Who does not hurt us, no matter how often we say
“it’s God’s will” in response to something bad
who scatters the invading armies like so much sand
and who calls us back every week, every day,
every hour, every minute
to faithfulness, justice, compassion, and prayer
What if the imposition of these ashes is our responding to that call
Is our saying that we ourselves have been the invading armies
to someone
and that the armies we see invading us
—whether Islamic extremists, Christian extremists,
Communists, the British, secularism, conservatism, etc.—
these armies, like us, are but dust, and to dust they shall return.
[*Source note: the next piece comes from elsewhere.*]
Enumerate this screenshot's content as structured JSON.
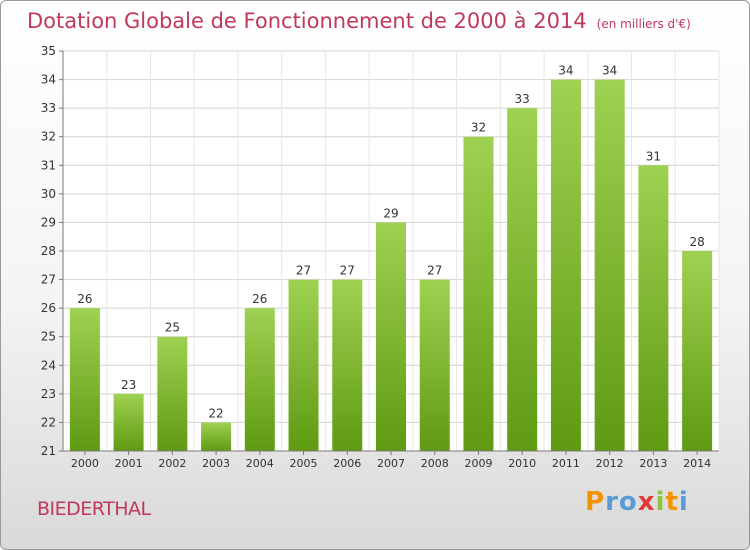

What if the imposition of these ashes is us standing our ground,
Like the guys in The Mummy Returns
Receiving these ashes is our refusal to give in
to the forces pulling us down into despair and death.
What if the imposition of these ashes and the communion that follows
Are a gift from God of patience and strength
and protection and deep, abiding love
What if these ashes signify humility—of course—and also new life?
[play second clip from The Mummy Returns: composite clip of the human army preparing to face a second wave of the army of Anubis, the sand-army rushes forward and at the last second disintegrates into black sand which disappears. The humans rejoice.]